Le premier volet comprend un montant de Rs 815 M (US $ 30 M) sous le troisième Development Policy Loan (DPL) en vue de soutenir le programme de réforme économique engagé, alors que le second, de Rs 1,4 milliard, sera utilisé pour le financement de projets de réfection de routes et dans les secteurs de l'eau et de l'électricité.
" Les discussions engagées avec le gouvernement ont atteint un stade bien avancé. Le calendrier de travail établi indique que les deux dossiers de prêts de US $ 30 M et de US $ 50 M devront passer devant le conseil d'administration de la BM en décembre prochain. Le décaissement de cette assistance financière devra intervenir au plus tard en février de l'année prochaine ", a fait comprendre M. Chikosi.
Le DPL est le troisième d'une série de six d'un montant de US $ 30 M chacun - le deuxième a été déboursé en février dernier - en vue d'encadrer la restructuration de l'économie. " It has been agreed that in total the DPL series will comprise six annual loans, the focus of each being agreed annually to reflect the country's evolving development priorities ", note un récent document du Fonds monétaire international (FMI) passant en revue l'état de l'économie.
Commentant le déboursement du deuxième DPL, le World Bank Task Team Leader Robert Keyfitz soulignait que " the loan supports all four pillars of the governments program, with specific measures aimed at improving public sector efficience and effectivities, strengthening export competitivities, consolidating labour market reforms and strengthening human capital formation. These are complex and difficult reforms, but there is strong and determined ownership and the development community is pleased to offer its support ".
En marge des consultations sur les composantes de ce troisième DPL, la BM a établi une liste de projets dans les domaines de l'infrastructure, de l'eau et de l'électricité pour le déboursement du prêt de US $ 50 M en 2008/09. " Nous avons eu des séances de travail très approfondies avec la Road Development Authority portant sur des projets à être financés sous ce guichet. We already had detailed discussions. We have visited the sites of the roads that need to be resurfaced and even widened ", devait ajouter Constantine Chikosi à cet effet.
Le prêt de Rs 1,4 milliard sera utilisé en deux parties, soit le financement direct des travaux de réfection de l'infrastructure routière et les " engineering studies for future projects ". Le renforcement de la Land Transport Authority figure également parmi les projets identifiés. Pour le présent exercice financier, les Performance Indicators identifiés dans le budget pour le ministère des Infrastructures publiques prévoient toute une série de travaux en vue d'améliorer le réseau routier.

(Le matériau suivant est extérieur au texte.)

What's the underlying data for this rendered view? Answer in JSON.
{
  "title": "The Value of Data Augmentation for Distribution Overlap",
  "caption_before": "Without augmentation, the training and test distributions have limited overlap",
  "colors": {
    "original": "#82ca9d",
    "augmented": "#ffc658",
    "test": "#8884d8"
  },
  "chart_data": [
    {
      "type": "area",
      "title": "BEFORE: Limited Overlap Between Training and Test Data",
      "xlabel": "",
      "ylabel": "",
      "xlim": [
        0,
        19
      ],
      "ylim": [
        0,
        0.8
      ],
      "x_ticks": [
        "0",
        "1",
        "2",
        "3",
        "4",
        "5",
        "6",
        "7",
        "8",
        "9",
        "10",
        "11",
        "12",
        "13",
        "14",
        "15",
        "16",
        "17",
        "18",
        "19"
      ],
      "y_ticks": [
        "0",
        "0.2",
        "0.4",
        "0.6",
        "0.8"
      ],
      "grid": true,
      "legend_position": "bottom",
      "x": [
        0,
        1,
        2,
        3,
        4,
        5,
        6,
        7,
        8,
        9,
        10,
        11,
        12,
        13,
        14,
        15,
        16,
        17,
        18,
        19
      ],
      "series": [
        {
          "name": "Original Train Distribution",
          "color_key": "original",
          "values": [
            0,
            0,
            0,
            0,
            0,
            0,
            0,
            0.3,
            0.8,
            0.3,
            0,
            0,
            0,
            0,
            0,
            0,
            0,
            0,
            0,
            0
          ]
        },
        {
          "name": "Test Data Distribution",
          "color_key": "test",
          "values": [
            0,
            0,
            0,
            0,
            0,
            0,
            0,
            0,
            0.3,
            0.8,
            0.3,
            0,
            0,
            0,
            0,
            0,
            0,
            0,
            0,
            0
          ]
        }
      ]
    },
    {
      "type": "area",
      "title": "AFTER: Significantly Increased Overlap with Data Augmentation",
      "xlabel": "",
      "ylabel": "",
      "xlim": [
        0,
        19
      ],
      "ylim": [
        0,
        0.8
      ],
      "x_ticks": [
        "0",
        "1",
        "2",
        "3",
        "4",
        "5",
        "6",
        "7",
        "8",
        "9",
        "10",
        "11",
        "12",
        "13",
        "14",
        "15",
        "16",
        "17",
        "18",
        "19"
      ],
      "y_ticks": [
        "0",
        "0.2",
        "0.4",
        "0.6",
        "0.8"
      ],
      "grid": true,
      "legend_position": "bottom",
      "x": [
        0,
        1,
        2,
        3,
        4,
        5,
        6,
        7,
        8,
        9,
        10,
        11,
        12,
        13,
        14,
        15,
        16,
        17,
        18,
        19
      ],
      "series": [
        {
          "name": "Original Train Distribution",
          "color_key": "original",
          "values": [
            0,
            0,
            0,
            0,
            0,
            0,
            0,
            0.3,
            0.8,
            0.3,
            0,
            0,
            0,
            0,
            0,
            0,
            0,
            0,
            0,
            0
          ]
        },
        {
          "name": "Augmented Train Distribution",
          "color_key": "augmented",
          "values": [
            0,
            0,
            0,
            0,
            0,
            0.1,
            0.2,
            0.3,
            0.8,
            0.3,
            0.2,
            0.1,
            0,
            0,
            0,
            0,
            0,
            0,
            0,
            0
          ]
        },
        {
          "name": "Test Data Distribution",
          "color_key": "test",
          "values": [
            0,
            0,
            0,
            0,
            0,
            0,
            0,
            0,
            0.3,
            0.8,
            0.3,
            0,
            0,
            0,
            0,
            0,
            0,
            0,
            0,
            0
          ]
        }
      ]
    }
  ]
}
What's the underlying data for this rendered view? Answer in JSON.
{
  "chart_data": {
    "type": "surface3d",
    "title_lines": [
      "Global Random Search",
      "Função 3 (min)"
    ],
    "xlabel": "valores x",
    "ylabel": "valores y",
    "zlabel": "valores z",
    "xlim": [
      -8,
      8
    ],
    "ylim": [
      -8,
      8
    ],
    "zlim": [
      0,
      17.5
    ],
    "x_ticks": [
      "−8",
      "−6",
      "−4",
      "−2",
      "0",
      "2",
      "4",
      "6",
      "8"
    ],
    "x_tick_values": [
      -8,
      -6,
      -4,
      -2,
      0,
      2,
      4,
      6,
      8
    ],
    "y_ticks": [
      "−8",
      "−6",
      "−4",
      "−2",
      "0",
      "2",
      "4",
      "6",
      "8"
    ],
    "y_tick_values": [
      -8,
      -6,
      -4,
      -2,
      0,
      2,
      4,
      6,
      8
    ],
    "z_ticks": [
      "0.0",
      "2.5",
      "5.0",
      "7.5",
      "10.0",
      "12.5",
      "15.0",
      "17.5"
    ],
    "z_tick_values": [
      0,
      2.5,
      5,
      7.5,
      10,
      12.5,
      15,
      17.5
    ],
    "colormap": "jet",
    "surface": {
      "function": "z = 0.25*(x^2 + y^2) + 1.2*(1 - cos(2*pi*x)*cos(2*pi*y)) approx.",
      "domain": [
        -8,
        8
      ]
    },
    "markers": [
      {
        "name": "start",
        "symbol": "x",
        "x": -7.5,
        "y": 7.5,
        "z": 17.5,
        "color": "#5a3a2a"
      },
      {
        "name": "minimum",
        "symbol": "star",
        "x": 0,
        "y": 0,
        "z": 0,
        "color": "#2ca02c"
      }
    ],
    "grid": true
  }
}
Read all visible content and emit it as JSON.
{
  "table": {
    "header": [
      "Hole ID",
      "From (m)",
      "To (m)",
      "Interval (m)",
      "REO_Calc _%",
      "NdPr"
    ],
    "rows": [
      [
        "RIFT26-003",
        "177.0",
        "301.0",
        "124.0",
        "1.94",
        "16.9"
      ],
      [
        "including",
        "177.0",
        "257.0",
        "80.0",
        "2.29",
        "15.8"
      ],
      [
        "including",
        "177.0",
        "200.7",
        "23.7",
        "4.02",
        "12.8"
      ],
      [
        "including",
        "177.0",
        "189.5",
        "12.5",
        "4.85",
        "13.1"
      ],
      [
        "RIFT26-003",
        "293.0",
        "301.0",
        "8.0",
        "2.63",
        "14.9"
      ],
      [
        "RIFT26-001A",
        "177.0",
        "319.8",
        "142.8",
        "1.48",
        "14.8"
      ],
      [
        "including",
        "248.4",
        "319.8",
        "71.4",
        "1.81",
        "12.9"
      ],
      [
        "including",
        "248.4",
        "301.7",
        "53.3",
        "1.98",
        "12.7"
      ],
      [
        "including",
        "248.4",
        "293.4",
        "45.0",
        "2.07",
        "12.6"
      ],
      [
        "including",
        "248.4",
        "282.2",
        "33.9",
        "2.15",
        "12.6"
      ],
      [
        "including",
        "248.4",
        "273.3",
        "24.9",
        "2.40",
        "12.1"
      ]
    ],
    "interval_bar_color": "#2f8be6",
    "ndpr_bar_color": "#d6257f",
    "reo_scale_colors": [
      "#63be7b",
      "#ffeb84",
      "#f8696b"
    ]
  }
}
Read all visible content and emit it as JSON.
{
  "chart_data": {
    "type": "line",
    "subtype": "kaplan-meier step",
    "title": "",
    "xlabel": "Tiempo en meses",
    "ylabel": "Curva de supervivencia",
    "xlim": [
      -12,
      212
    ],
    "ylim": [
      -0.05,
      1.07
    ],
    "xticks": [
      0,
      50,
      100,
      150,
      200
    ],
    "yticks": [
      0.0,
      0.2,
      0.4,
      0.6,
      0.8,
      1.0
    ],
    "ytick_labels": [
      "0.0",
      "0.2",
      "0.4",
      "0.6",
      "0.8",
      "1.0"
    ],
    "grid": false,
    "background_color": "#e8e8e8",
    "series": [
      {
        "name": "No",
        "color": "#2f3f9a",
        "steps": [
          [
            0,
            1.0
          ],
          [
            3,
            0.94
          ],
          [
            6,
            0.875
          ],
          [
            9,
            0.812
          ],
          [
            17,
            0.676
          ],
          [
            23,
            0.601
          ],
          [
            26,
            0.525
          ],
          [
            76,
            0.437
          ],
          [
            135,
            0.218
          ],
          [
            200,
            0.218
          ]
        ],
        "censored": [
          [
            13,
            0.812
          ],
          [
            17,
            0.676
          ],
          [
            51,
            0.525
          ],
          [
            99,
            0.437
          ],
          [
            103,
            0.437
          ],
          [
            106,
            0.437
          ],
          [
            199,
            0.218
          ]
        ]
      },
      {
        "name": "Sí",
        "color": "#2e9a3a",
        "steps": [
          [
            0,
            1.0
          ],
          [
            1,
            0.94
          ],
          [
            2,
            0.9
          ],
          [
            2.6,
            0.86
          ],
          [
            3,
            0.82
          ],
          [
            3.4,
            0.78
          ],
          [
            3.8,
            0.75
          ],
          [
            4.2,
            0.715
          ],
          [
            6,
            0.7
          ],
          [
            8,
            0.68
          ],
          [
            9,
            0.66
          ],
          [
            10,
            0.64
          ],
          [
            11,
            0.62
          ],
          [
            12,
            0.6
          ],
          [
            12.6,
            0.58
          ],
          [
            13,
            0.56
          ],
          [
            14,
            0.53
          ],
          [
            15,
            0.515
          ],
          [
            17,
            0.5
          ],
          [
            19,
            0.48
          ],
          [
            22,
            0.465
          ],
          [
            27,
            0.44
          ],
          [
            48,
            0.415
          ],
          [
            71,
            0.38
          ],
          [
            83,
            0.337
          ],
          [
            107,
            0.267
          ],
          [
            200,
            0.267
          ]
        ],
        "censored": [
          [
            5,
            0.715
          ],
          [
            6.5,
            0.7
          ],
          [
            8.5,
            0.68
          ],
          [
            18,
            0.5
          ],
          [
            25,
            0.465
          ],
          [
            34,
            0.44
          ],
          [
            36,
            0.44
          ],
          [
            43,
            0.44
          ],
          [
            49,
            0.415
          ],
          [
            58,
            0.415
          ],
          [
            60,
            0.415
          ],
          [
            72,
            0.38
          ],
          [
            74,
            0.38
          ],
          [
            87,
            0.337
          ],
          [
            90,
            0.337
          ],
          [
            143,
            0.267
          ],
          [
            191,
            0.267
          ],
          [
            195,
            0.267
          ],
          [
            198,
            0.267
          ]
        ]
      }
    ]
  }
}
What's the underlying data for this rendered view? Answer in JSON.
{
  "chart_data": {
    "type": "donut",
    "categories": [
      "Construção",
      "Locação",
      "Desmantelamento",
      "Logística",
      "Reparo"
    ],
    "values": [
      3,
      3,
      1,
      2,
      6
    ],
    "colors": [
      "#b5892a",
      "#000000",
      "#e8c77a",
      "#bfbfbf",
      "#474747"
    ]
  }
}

Ainsi, la construction de la route Terre-Rouge/Verdun/Ebène devra être complétée à 30 % au plus tard en juin de l'année prochaine ; le contrat de la construction de la Phnix/Beaux-Songes Link Road, qui a fait l'objet d'une site visit samedi, devra être alloué d'ici juin 2009 ; la route d'accès au Tianli Industrial Development Complex à Riche-Terre devra être complétée au plus tard en février prochain ; et la moitié de la route d'accès au Triangle de Réduit devra être construite au plus tard en juin prochain.
Par ailleurs, le ministère des Infrastructures publiques prévoit la réfection de l'autoroute du Nord sur une distance de 11 km entre Terre-Rouge et Pamplemousses, et de la route Nationale sur une distance de 9 km entre Grewals et le Caudan. Les Performance Indicators misent également sur le réasphaltage de quelque 40 kilomètres du réseau routier au coût de Rs 5 M le kilomètre.
Ce financement de la BM sera également orienté vers le secteur de l'eau à Maurice et à Rodrigues, ainsi que vers la filière énergétique. Les discussions sont en cours avec les responsables du ministère des Services publics pour mettre au point le programme d'intervention.